As a person who is compulsive about reading a series in order, how do I feel about starting with the latest book in the series? Pretty good. Obviously there is much backstory about the characters I don't know but I didn't feel confused. The plot hold up well on its own and Coben's skill at presenting his characters engaged me without having had to grow up with them.

Though Myron's profession is agent to the stars, Live Wire is essentially a straight-up detective story on the edge of hardboiled. Myron certainly has the wisecracking part down and, like a true hardboiled detective, he is going to crack-wise even if it means it will get him beaten up. He also made me laugh quite a few times. Also like the classic hardboiled detective, he skirts the law, if not outright breaks it, and assists in some extra-legal justice. The plot, like many detective stories, starts out simple but gets complicated the deeper Myron investigates and the more new details of the character's lives emerge. Finally, Myron does have his personal conflicts and demons. Here an incident from his past involving family surfaces forcing Myron to examine his feelings and motivations and look for redemption.

I enjoyed the set of core characters Coben created. Myron Bolitar, basketball star turned sports agent after he blew out his knee. Esperanza Diaz, beautiful, a former wrestler, and ex-bisexual party girl who is Myron's business partner and now married with a son.  Windsor Horne Lockwood III (Win), very rich and very dangerous despite his somewhat effete appearance. People who misjudge Win regret it, often from a hospital bed. Big Cyndi, receptionist at MB Reps, six-five, former wrestler, with an interesting fashion sense and a smile that makes children screen. Think Janet Evanovich's Lula but more extreme. Coben has a lot of fun with Big Cyndi.

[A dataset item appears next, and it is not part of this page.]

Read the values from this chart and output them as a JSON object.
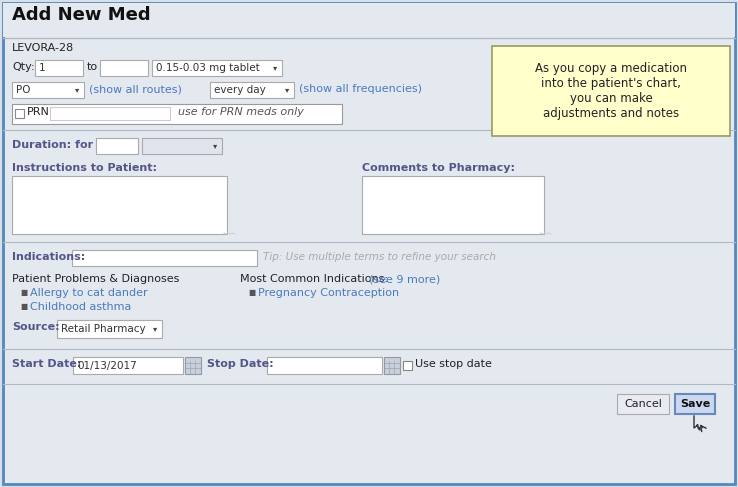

The ending left me stunned in that Live Wire could could serve as the end of the series. I haven't read any interviews with the author so I can't say for sure but it doesn't feel like the end. Still, I'm intensely interested how Coben resolves the issues left at the conclusion.

Live Wire is an excellent read and I recommend it to people who enjoy a good detective story.

Saturday, July 2, 2011

The Summoner by Layton Green

My review of Layton Green's thriller, The Summoner, is posted on my AfricaScreams blog.

The Summoner is set in present day Zimbabwe and follows the efforts of Dominic Grey from the diplomatic security unit of the U.S. Embassy to find out what happened to a retired diplomat who disappeared during a religious ceremony. He is aided by Nya Mashumba from the Zim government and a professor of religious phenomenology, Viktor Radic. It is a good read made all the more pleasurable by the cultural, academic, and geographical details the author works in.